Rock during wartime
Now that the war has ended, let’s consider the echoes it left in pop music: Whitney Houston singing ”The Star-Spangled Banner” at the Super Bowl; a ”Desert Shield Mix” of the 1990 Styx ballad ”Show Me the Way,” spiced up with war news reports; the likes of new jack R&B singer Bobby Brown and Dire Straits guitar hero Mark Knopfler participating in the pro-troops single and video ”Voices That Care.” Or, during the Grammy Awards telecast, everyone from M.C. Hammer to Aerosmith’s Steven Tyler saluting U.S. soldiers during acceptance speeches. Even politically aware Living Colour guitarist Vernon Reid, who pointedly wore a Sinéad O’Connor T-shirt during the show (O’Connor boycotted the Grammys over commercialism), had kind words for our men and women in the gulf. ”We’re sending all our prayers out to you all,” Reid politely said as he accepted the band’s award for Best Hard Rock Performance.
For those who consider pop and rock to be antiestablishment and antiwar, such sentiments were nothing less than stunning. It has been argued for years that rock & roll has grown up and gone mainstream. But nothing drove that point home harder than the music world’s reaction — or lack of it — to the Persian Gulf war. There was some rock & roll opposition to the conflict, from comments O’Connor had also made about rock’s indifference to the war to the all-star remake of John Lennon’s ”Give Peace a Chance” (with new gulf-related lyrics) organized by Lenny Kravitz and Lennon’s son Sean. But in the main, the pop-rock community was silent or, at best, frustratingly vague.
Throughout the war, noted antiwar proponents like Bruce Springsteen and U2 kept mum. (Springsteen’s spokesman said he didn’t have any comments because he hadn’t done any interviews, and that he ”generally doesn’t issue statements.”) For every Jackson Browne, who called the allied incursion ”a huge mistake,” there was someone like Dave Mustaine, lead singer of the speed-metal band Megadeth, who, when interviewed on MTV, firmly took a stance that most simply translates as ”let’s kick Iraqi butt.” Or Van Halen’s Sammy Hagar, who told USA Today how glad he was that bomber pilots were cranking his band’s songs in their cockpits, as if the war were a scene from Top Gun. Or all the musicians — Warrant, Ralph Tresvant, Debbie Gibson, Stephen Stills, Michael Bolton, and Nelson, among others — on ”Voices That Care.” The single didn’t take a hard stance either for or against the fighting. Yet it contributed to the general impression, put forth by both the media and the government, that supporting the troops meant supporting the war — not exactly sentiments one associates with supposedly left-wing rock stars.
Vestiges of old-wave pop outrage lingered. Randy Newman quickly wrote and recorded ”Lines in the Sand” (released to radio stations, but not put on sale to the public), with cutting lines like ”We old men will guide you/Though we won’t be there beside you/We wish you well.” The Rolling Stones took a few swipes at the role of Western nations in arming Iraq before the war on their single ”Highwire.” And RCA rush-released newcomer Vinnie James’ ”War Song,” although its chorus (”If I could write a song that could end all wars/I bet they wouldn’t listen”) wasn’t quite the tear-down-the-walls stuff we expect from protest songs.

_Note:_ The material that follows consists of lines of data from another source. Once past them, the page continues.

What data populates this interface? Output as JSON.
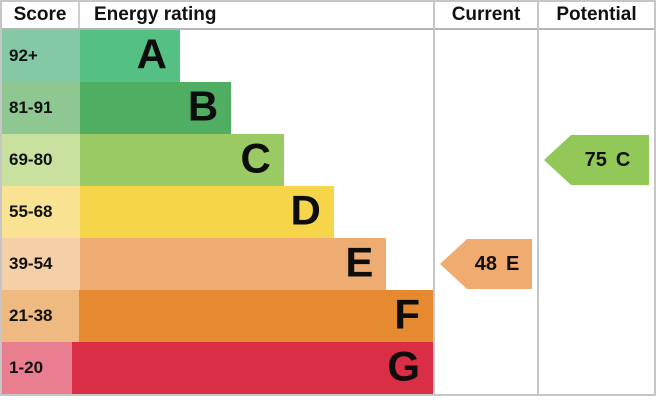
{
  "header": {
    "score": "Score",
    "energy_rating": "Energy rating",
    "current": "Current",
    "potential": "Potential"
  },
  "rows": [
    {
      "score": "92+",
      "letter": "A",
      "bar_color": "#55c083",
      "score_color": "#84c8a6",
      "width_pct": 23.2
    },
    {
      "score": "81-91",
      "letter": "B",
      "bar_color": "#50ae62",
      "score_color": "#8fc793",
      "width_pct": 35.1
    },
    {
      "score": "69-80",
      "letter": "C",
      "bar_color": "#9aca64",
      "score_color": "#c8e19f",
      "width_pct": 47.3
    },
    {
      "score": "55-68",
      "letter": "D",
      "bar_color": "#f6d54b",
      "score_color": "#f9e392",
      "width_pct": 58.9
    },
    {
      "score": "39-54",
      "letter": "E",
      "bar_color": "#efac72",
      "score_color": "#f5cfa7",
      "width_pct": 71.1
    },
    {
      "score": "21-38",
      "letter": "F",
      "bar_color": "#e58a31",
      "score_color": "#efba81",
      "width_pct": 82.7
    },
    {
      "score": "1-20",
      "letter": "G",
      "bar_color": "#da2e46",
      "score_color": "#e87e90",
      "width_pct": 94.1
    }
  ],
  "current": {
    "value": "48",
    "rating": "E",
    "color": "#f0ab70",
    "row_index": 4
  },
  "potential": {
    "value": "75",
    "rating": "C",
    "color": "#92c857",
    "row_index": 2
  },
  "chart_data": {
    "type": "bar",
    "title": "Energy rating",
    "categories": [
      "A",
      "B",
      "C",
      "D",
      "E",
      "F",
      "G"
    ],
    "score_bands": [
      "92+",
      "81-91",
      "69-80",
      "55-68",
      "39-54",
      "21-38",
      "1-20"
    ],
    "bar_lengths_pct": [
      23.2,
      35.1,
      47.3,
      58.9,
      71.1,
      82.7,
      94.1
    ],
    "band_colors": [
      "#55c083",
      "#50ae62",
      "#9aca64",
      "#f6d54b",
      "#efac72",
      "#e58a31",
      "#da2e46"
    ],
    "current": {
      "score": 48,
      "rating": "E"
    },
    "potential": {
      "score": 75,
      "rating": "C"
    },
    "legend_position": "none",
    "grid": false
  }
}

But when a rock-culture symbol like Rolling Stone decorates its logo with a yellow ribbon, as it did in a recent issue, you have to wonder about the changing role of pop music. Comparisons with Vietnam have become mundane, but there’s no ignoring a crucial difference: This may have been the first armed conflict that rock condoned by way of silence. Although the number of explicit antiwar songs to come out of the ’60s was lower than we remember, the antiestablishment feeling was implied even in an apolitical tune like the Animals’ ”We Gotta Get Out of This Place.” Neil Young, who once sang angrily about the death of four students at Kent State in ”Ohio,” decorated the stage on his current tour with both a peace sign and a yellow ribbon. Like many of his generation, Young was seemingly caught between wishing the best for the soldiers and accepting the widespread notion that this particular conflict was indeed justified.
One thing the rock world couldn’t seem to grasp was that it was possible to be pro-peace and still respectful of U.S. soldiers. After all, no one wants to see body bags piling up at U.S. air bases. It’s one thing to wish for the well-being of young men and women thrust into a nightmare over which they have no control. It’s another matter to question whether U.S. forces should be there at all, and whether sanctions or negotiations would have worked. Traditionally, rock has raised such questions — and suggested unpopular answers. But that wasn’t the case during the gulf war. Instead, rock stars stood meekly at the sidelines, waving an American flag and hoping for the best.
Think about this: One of the few pop heroes who wasn’t afraid to take an antiwar stand in this mess was, of all people, New Kids on the Block’s Donnie Wahlberg, who wore a ”War Sucks” T-shirt during the American Music Awards. If we have to turn to the New Kids for social commentary, we may be in more trouble than we think.